Esta es la historia a
lo largo de su preadolescencia, adolescencia y primeros años de mujer adulta de
Kirabo, una chica ugandesa que se ha criado con Alikisa, su abuela, y Miiro, su
abuelo, en una casa en la que siempre había jóvenes pululando. Al rozar la
pubertad, Kirabo siente la imperiosa necesidad de encontrar a su madre ausente,
por lo que recurrirá a Nsuuta, la mujer más libre que conoce. Ese anhelo, este
desarraigo a pesar de tener a tantos familiares que la quieren, acompañará a
nuestra protagonista durante gran parte de su vida. La cuestión es: ¿y si
encuentra a su progenitora y lo que descubre no le agrada en absoluto?
La narración nos habla
de la vida en el pueblo de Kirabo junto a sus abuelos; su corta estancia en la
ciudad con su padre, su madrastra y sus hermanastros; sus años en el internado
y lo que vino después.
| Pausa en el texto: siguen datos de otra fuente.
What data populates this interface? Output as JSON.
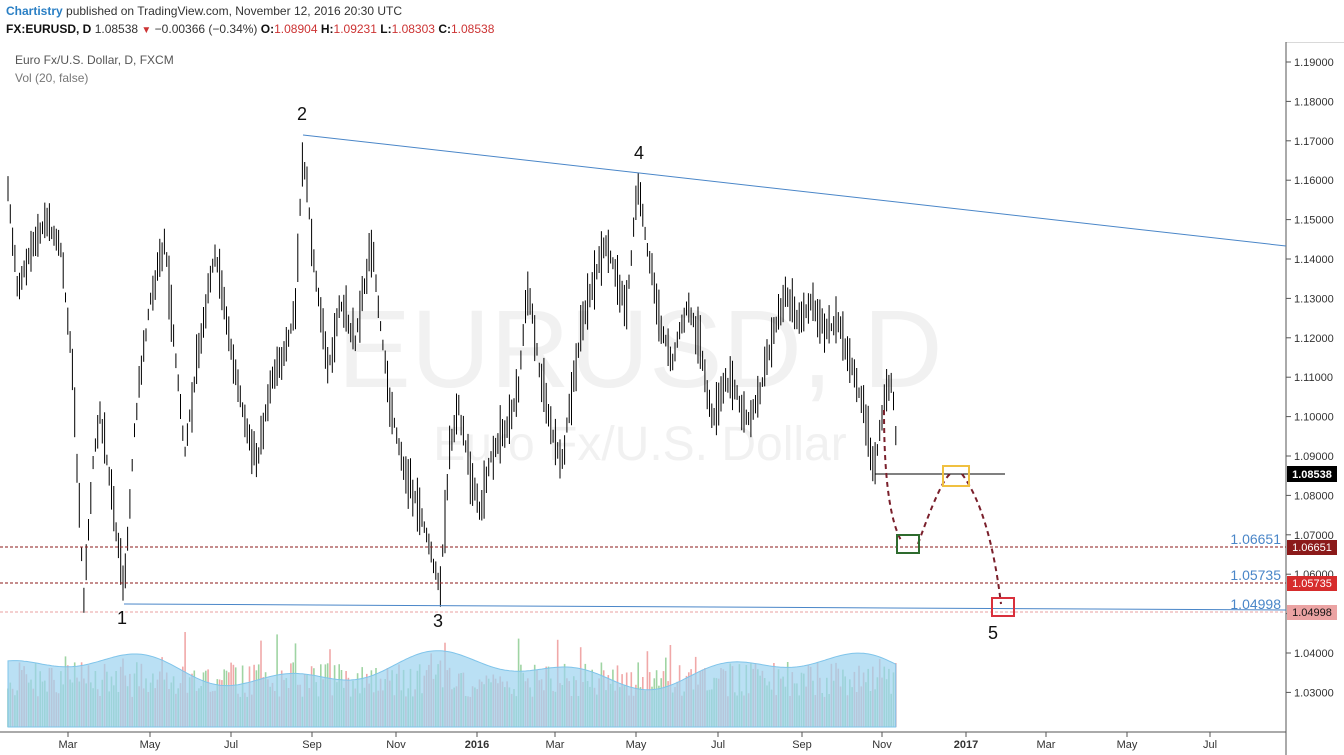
{
  "header": {
    "author": "Chartistry",
    "published_text": "published on TradingView.com, November 12, 2016 20:30 UTC",
    "symbol": "FX:EURUSD, D",
    "last": "1.08538",
    "change": "−0.00366 (−0.34%)",
    "open_label": "O:",
    "open": "1.08904",
    "high_label": "H:",
    "high": "1.09231",
    "low_label": "L:",
    "low": "1.08303",
    "close_label": "C:",
    "close": "1.08538"
  },
  "legend": {
    "series": "Euro Fx/U.S. Dollar, D, FXCM",
    "volume": "Vol (20, false)"
  },
  "watermark": {
    "symbol": "EURUSD, D",
    "name": "Euro Fx/U.S. Dollar"
  },
  "chart_data": {
    "type": "candlestick",
    "y_axis_ticks": [
      "1.19000",
      "1.18000",
      "1.17000",
      "1.16000",
      "1.15000",
      "1.14000",
      "1.13000",
      "1.12000",
      "1.11000",
      "1.10000",
      "1.09000",
      "1.08000",
      "1.07000",
      "1.06000",
      "1.05000",
      "1.04000",
      "1.03000"
    ],
    "x_axis_ticks": [
      "Mar",
      "May",
      "Jul",
      "Sep",
      "Nov",
      "2016",
      "Mar",
      "May",
      "Jul",
      "Sep",
      "Nov",
      "2017",
      "Mar",
      "May",
      "Jul"
    ],
    "price_label_current": "1.08538",
    "levels": [
      {
        "value": "1.06651",
        "color": "#8b1a1a"
      },
      {
        "value": "1.05735",
        "color": "#8b1a1a"
      },
      {
        "value": "1.04998",
        "color": "#e8a0a0"
      }
    ],
    "wave_labels": [
      "1",
      "2",
      "3",
      "4",
      "5"
    ],
    "colors": {
      "trendline": "#4a86c8",
      "bars": "#000000",
      "volume_up": "#9fd4a3",
      "volume_down": "#f0a8a8",
      "volume_ma": "#9dd3f0",
      "projection": "#7a1f2b"
    }
  }
}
Al tiempo que vemos como nuestra chica se hace adulta,
cada vez más convencida de ser como esa primera mujer poderosa y libre de la
que le hablaría Nsuuta, la anciana a la que las malas lenguas llaman bruja,
conoceremos cómo era la vida en el medio rural y las ciudades de Uganda en el
último cuarto del siglo XX, la historia del país en esos tiempos y la cultura
de su pueblo. Un pueblo que luchaba por dejar atrás ciertas costumbres del
pasado, pero manteniendo la unión de las familias.
La poligamia estaba muy
extendida en el país antes de la llegada del cristianismo. De hecho, muchos
nuevos cristianos fueron reticentes a ser monógamos en aquella época, podemos
deducir de ese paréntesis en la narración en la que nuestra voz guía nos habla
del trío amoroso existente entre Alikasa, Miiro y Nsuuta. Lo más interesante de
esta subtrama será conocer la amistad que hubo entre ambas mujeres, su concepto
de familia y las razones por las que estuvieron mucho tiempo enemistadas.
Son muchos los
personajes relevantes con los que nuestra poderosa Kirabo se va a encontrar
durante una vida marcada por el propósito de encontrar a una madre que la
rechazó al nacer. De todos ellos, yo destacaría a Alikasa y Miiro, los abuelos
cariñosos que tanto se preocupan de ella; a Giibwa, la amiga de la infancia que
al crecer se convertiría en algo bien distinto; a Nsuuta, una mujer ciega pero
independiente siempre, sabia y conocedora de la importancia del feminismo; Tom,
el padre de Kirabo, un hombre condicionado por Nnambi, su caprichosa mujer, y
sus hijos pequeños; Abi, la tía que se ocupará de Kirabo en la ciudad; y Sio,
el chico de Londres que con el tiempo se convertirá en el gran amor de nuestra
muchacha.
Diré finalmente que
para mí La primera mujer ha sido todo
un grato descubrimiento. Una novela fascinante escrita con un estilo único,
profunda, de personajes bien perfilados e historias necesarias para entender al
pueblo ugandés y el feminismo desde el punto de vista de sus mujeres. Si estás
buscando una obra apasionante, auténtica e inolvidable, este es tu libro.